The financial services sector has continued to change rapidly in recent years. Operators have had to adapt quickly to policy changes and mounting competition from external parties to remain operable, resulting in structural changes across several markets. These changes have had mixed results for procurement professionals.
- Since December 2015, the Federal Reserve has been raising the federal funds rate incrementally
- Interest rates are currently at the highest level since the recession began roughly a decade ago
- The Federal Reserve has indicated it will continue to raise rates slowly over the next few years
- The cost of borrowing capital rises as the federal funds rate increases, hurting borrowers
Key Takeaway: Lenders adjust rates on loans and credit cards in response to changes in the federal funds rate. Therefore, buyers should lock in lower fixed-rate loans before the federal funds rate climbs further over the next few years.
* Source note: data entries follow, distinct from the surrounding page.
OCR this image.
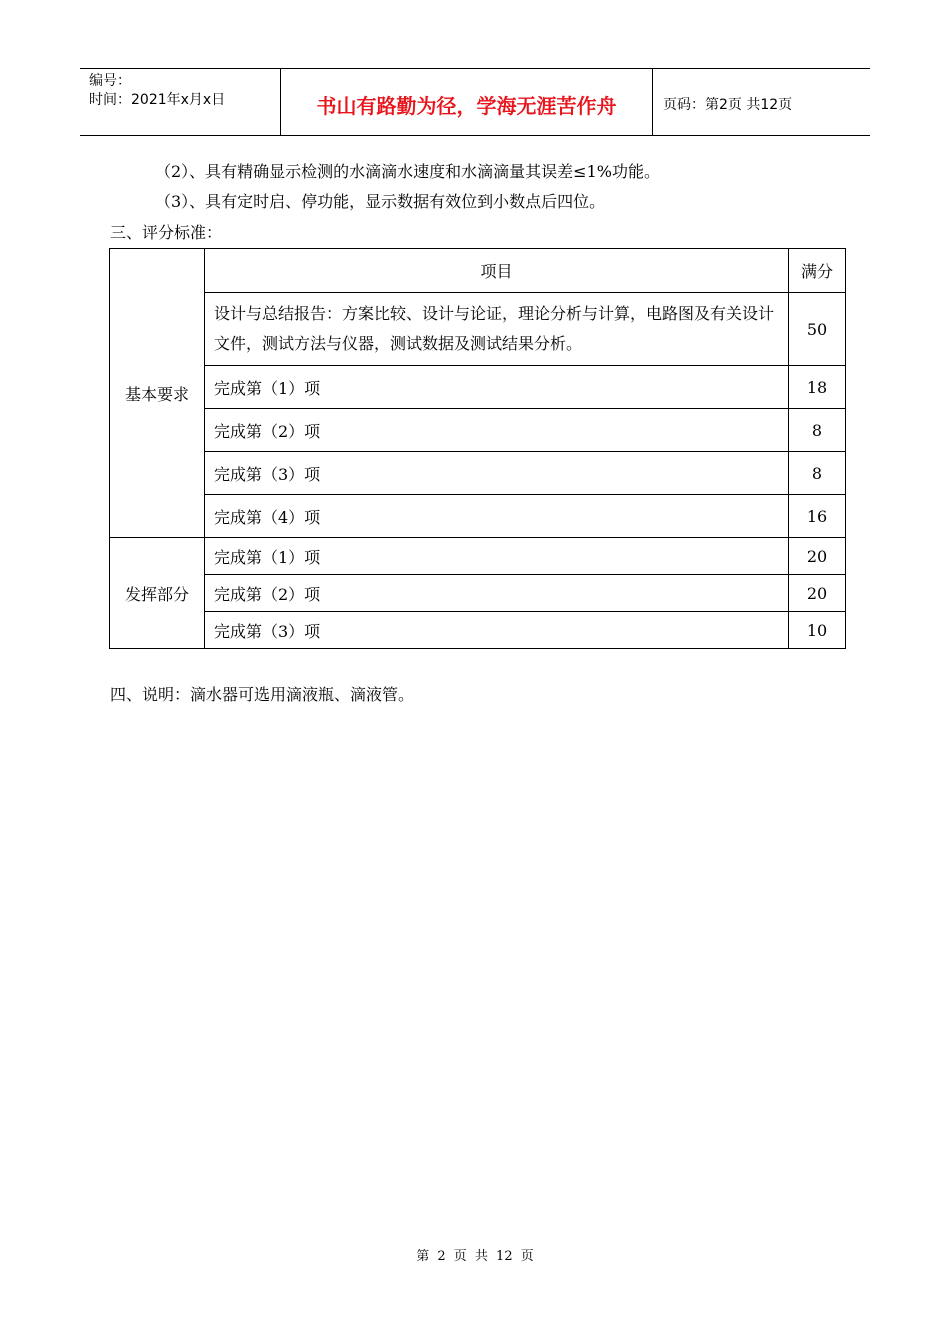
编号：
时间：2021年x月x日	书山有路勤为径，学海无涯苦作舟	页码：第2页 共12页
（2）、具有精确显示检测的水滴滴水速度和水滴滴量其误差≤1%功能。
（3）、具有定时启、停功能，显示数据有效位到小数点后四位。
三、评分标准：
基本要求	项目	满分
	设计与总结报告：方案比较、设计与论证，理论分析与计算，电路图及有关设计文件，测试方法与仪器，测试数据及测试结果分析。	50
	完成第（1）项	18
	完成第（2）项	8
	完成第（3）项	8
	完成第（4）项	16
发挥部分	完成第（1）项	20
	完成第（2）项	20
	完成第（3）项	10
四、说明：滴水器可选用滴液瓶、滴液管。
第 2 页 共 12 页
Moreover, buyers with existing adjustable-rate loans can pay down their balances now to avoid higher interest expenses in the future.
- Banks have recently faced greater competitive pressure from financial technology (fintech) firms
- Artificial intelligence, big data and blockchain technology are among the biggest disruptors
- Fintech firms have been flooding markets like payment processing, boosting competition among providers
- Peer-to-peer lending platforms have emerged as viable alternatives to traditional bank lenders
Key Takeaway: The proliferation of fintech has altered the competitive landscape in several markets, whereby traditional financial services providers have had to compete more intensely for market share. Buyers should leverage competition between operators, especially among smaller providers fighting for market share, to achieve favorable contract terms and pricing.
During the next three years, ProcurementIQ projects that average prices for financial services are projected to continue climbing. For example, the Federal Reserve has outlined a plan to continue raising the federal funds rate, with the goal of reaching a 3.0% interest rate during the next few years. As the Federal Reserve targets higher interest rates, banks will raise interest rates on loans and credit cards. Therefore, buyers should lock in lower rates sooner than later to receive the best possible deal.
Meanwhile, financial services providers will receive some relief from policy changes. President Trump recently signed into law the Economic Growth, Regulatory Relief and Consumer Protection Act, which deregulates the banking industry by amending key provisions of the 2010 Dodd-Frank Act. The law aims to eliminate regulatory hurdles and compliance costs for small banks and credit unions, boosting their profitability. Overall, providers’ high and rising profit margins will give them additional room to negotiate on service rates without fear of hurting their ability to operate. Buyers should capitalize on this fact, along with mounting competition between providers, to better their leverage in negotiations.